Long before current events led to what CNN dubbed the "world's biggest work-from-home experiment," the trend towards more and remote work was already on a fast track. In fact, "work" and how we define it is changing radically thanks to technology. As organizations strive for better end-user experiences and positive business outcomes in planning for the future of work, I see three main areas to focus on:
1) Supporting a Distributed Workforce
More and more workers are finding the old 9 to 5 day office day a thing of the past because mobile devices and digital collaboration tools have broken down the line between work and personal time. The most recent annual International Workplace Group Workplace Study shows 50 percent of global employees work outside their office 2.5 days a week, and 80 percent would choose to work somewhere with flexible working arrangements over one without.
Because the "office" as we've known it for decades is changing so rapidly, organizations must have a solid strategy for supporting distributed workforces that need to contribute seamlessly from wherever they are. The challenge is to make sure everyone is connected and collaborating, that people aren't overlooked, and there's a recognition that everyone can contribute and make a difference. To this end, HR leaders will have to re-think their support role and become strategic partners in creating cultures that drive success.
A distributed workforce, virtual workers, and fully-remote organizations put tremendous pressure on IT leaders to make sure that workers can connect effortlessly with the apps and data they need. There are profound security challenges—especially when many want to use their own devices (BYOD). Updating and managing policies for regulating what actions and resources are accessed on which devices, and when, becomes increasingly complex. It becomes even more challenging when you consider both the business aspects of work-life fusion (e.g., corporate apps, corporate data) and the personal aspects (e.g., what personal data is stored where, when, and why).
2) Technology and Device Management at the Edge
Gartner says the "Empowered Edge" is one of its top 10 Strategic Technology Trends for 2020. While the direction for years was to move everything to the cloud, advances in edge computing mean there are significant speed and latency advantages to keeping data closer to where it's generated. There will be a wider distribution of devices, storage, and computational workloads as intelligence moves toward endpoints.

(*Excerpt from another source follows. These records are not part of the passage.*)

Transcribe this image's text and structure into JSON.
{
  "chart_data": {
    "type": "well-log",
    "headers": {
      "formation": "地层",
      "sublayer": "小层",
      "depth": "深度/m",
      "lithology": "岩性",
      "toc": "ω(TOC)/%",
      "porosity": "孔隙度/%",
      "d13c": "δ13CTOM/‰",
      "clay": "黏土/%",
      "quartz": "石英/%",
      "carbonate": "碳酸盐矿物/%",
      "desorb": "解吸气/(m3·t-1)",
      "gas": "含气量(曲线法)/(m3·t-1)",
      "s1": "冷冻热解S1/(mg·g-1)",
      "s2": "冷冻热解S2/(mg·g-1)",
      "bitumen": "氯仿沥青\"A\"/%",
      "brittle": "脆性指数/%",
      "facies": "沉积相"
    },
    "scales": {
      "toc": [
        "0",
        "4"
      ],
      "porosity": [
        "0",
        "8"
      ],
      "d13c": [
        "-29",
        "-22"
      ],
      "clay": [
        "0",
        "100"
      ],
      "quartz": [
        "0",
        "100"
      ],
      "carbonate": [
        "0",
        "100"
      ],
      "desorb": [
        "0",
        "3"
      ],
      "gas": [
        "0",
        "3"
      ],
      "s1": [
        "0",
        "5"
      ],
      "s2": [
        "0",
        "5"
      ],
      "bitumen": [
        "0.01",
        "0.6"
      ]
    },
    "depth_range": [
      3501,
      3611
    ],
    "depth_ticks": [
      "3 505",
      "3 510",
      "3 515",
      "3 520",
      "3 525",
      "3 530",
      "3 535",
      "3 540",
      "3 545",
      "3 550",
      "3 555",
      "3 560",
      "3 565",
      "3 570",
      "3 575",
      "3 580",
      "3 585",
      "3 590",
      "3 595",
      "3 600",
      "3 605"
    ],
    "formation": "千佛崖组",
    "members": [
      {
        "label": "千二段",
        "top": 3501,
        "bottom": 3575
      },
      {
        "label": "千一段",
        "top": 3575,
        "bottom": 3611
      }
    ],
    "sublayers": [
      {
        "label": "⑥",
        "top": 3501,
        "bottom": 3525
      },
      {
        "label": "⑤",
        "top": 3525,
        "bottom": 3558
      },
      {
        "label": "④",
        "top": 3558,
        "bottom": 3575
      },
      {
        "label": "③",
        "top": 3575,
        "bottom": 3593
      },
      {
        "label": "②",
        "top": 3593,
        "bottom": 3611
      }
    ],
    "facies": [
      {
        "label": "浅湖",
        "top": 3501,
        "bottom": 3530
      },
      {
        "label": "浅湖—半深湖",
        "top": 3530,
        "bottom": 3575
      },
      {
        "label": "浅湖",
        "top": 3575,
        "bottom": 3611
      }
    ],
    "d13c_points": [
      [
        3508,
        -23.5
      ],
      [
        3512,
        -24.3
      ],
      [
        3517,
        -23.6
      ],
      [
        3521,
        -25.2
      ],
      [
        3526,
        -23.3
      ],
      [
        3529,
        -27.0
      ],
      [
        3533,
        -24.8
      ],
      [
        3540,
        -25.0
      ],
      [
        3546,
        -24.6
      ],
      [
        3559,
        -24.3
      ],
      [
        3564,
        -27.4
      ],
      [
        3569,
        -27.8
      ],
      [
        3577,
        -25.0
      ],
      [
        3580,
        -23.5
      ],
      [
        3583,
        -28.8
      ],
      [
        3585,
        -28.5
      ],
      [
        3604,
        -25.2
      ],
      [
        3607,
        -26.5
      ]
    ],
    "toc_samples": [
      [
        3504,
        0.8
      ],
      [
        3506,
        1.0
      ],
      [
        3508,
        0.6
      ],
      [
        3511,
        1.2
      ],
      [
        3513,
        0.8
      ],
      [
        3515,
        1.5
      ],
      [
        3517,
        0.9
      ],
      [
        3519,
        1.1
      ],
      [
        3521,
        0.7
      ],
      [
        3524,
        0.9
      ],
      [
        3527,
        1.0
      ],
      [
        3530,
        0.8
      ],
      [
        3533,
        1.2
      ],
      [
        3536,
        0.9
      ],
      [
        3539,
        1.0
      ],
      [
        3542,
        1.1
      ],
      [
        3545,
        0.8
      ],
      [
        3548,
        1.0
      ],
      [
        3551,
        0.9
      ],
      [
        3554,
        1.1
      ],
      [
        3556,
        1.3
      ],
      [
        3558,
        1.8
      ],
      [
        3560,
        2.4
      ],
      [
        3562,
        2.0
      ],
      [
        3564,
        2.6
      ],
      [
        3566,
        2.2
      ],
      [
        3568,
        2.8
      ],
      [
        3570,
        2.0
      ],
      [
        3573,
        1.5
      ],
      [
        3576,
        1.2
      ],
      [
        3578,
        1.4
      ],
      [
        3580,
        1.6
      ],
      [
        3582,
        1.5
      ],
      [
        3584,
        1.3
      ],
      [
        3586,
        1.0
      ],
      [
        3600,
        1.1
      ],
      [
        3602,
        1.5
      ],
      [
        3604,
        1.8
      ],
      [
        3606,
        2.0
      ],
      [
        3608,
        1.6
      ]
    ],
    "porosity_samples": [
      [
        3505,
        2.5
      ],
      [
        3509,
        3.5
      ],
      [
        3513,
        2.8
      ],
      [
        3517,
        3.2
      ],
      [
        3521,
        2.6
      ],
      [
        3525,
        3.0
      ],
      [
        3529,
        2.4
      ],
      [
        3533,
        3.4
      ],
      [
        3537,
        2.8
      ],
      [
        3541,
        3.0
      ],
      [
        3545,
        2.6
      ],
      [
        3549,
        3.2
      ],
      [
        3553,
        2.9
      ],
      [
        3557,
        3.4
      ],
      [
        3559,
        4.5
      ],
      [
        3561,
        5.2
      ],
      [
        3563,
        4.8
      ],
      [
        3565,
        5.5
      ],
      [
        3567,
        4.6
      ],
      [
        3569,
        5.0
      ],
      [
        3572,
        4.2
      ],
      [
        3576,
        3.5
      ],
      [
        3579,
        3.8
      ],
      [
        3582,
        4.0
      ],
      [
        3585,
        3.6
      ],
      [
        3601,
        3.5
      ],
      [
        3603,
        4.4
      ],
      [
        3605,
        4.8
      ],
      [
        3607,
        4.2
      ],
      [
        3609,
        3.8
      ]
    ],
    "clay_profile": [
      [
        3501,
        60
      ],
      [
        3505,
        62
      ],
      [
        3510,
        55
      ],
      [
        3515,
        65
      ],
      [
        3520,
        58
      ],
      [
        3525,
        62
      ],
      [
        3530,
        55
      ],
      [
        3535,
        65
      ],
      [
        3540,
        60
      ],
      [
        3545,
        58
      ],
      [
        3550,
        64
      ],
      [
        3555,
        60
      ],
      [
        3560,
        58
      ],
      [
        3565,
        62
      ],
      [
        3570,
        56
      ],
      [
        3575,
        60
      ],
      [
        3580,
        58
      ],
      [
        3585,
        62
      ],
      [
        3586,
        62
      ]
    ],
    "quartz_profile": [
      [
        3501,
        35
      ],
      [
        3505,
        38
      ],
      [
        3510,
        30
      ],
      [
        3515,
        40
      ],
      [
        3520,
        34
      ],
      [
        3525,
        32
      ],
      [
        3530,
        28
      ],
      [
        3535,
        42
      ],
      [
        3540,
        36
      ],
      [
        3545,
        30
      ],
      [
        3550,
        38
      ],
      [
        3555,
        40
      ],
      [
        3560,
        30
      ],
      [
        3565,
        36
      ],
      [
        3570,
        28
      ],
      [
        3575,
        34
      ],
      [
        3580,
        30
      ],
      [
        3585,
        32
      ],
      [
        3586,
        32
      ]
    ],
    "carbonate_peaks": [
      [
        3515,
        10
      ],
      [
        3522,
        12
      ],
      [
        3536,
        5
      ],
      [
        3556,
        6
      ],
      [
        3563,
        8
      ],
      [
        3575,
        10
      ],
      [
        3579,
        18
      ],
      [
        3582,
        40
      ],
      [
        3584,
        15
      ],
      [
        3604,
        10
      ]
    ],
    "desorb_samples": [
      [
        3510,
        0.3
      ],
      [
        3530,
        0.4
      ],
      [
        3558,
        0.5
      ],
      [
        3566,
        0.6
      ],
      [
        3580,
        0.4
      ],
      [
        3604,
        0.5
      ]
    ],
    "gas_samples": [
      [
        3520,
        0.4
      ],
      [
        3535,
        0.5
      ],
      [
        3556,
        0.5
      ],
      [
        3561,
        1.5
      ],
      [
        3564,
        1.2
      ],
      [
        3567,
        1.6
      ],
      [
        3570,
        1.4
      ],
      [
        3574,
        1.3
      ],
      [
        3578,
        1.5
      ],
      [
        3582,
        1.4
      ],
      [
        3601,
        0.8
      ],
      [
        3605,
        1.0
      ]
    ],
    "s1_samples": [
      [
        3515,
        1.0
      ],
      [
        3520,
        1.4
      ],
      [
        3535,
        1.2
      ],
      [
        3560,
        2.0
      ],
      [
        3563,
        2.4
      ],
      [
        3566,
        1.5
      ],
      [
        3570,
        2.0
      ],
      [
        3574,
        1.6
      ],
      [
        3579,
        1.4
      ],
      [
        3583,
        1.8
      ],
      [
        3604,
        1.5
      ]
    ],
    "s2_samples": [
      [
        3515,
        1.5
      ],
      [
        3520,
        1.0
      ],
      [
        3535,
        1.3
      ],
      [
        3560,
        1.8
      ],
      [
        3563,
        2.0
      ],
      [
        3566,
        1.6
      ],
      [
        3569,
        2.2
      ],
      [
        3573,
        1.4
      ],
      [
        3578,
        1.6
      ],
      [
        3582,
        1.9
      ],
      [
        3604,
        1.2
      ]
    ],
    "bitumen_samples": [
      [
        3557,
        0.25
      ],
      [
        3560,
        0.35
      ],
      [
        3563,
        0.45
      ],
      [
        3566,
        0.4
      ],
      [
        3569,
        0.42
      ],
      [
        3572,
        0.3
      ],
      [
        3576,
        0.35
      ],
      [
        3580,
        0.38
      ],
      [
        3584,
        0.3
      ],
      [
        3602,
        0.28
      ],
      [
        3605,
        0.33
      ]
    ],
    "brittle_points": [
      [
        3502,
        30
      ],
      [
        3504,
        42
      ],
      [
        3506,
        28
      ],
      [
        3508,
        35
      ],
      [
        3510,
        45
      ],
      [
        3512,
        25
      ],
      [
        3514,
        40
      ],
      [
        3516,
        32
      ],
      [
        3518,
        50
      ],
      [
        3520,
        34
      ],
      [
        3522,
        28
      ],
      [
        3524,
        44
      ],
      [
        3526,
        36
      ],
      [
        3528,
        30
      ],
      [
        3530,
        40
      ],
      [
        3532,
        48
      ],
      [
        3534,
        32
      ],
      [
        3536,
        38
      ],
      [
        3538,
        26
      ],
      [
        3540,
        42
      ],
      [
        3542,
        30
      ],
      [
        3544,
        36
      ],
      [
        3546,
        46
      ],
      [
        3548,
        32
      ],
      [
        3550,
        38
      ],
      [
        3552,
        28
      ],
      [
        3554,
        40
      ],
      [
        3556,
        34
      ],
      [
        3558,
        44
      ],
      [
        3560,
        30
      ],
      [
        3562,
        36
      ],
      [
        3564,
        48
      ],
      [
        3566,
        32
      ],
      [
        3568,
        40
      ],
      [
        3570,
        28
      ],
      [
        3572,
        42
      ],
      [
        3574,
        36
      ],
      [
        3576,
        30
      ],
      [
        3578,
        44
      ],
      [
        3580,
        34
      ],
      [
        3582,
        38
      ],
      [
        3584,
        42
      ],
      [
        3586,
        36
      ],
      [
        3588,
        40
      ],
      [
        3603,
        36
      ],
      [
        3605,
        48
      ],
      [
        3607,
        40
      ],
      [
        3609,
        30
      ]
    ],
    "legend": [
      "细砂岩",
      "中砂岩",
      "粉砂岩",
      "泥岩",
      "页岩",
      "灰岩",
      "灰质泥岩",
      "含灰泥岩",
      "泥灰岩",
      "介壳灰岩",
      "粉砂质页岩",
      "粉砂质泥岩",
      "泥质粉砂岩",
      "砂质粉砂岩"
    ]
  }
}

Much of that will be driven by the mountains of data generated by purpose-built IoT (Internet of Things) sensors. As more 5G wireless networks come online, the number of IoT devices is set to explode. Look for new use cases like better video collaboration and analytics, plus enhanced virtual and augmented reality tools.
That means there's a lot of technology at the edge that needs to be managed. There are more moving pieces, and you need a strategy for how to handle them. Some key considerations are:
- Can the technology be managed remotely?
- Is it plug-and-play, and if so, who's shipping it and shipping it back?
- Which tech will need a smart resource to configure, install, and maintain it?
3) What Are You Doing to Make a Difference?
Sustainability was the star of the 2020 World Economic Forum in Davos as business leaders showed they're focused on cleaner, more sustainable solutions. It's a significant issue in the presidential campaign, too, as polling shows voters want to know where candidates stand on climate change.
Workers are increasingly conscious of how the organizations that employ them affect the planet and society with their actions. Themes like "giving back" and protecting the environment resonate with employees. The latest CNBC/SurveyMonkey Workplace Happiness Index found 69 percent of working Americans say it's "very important" to work for a company with clearly stated values.
As a corporate leader, I think a lot about what CompuCom does in the community and how we plan for sustainability. As a leader in remote work and collaboration solutions, we're engaged in finding the best alternative work models which help drive sustainability and lower environmental impacts. If teams are not commuting, that's a significant lowering of carbon footprints.
The Future of Work is Bright
While we can't predict all the ways that work will change in the future, current trends point to a highly-productive and distributed workforce where employees with top skills easily collaborate with the organizations that need them from wherever they are. Corporate leaders must focus on creating the right experiences to attract and keep the best talent. That includes aligning business models with core values and technology solutions that are simple yet drive powerful collaboration and sustainability.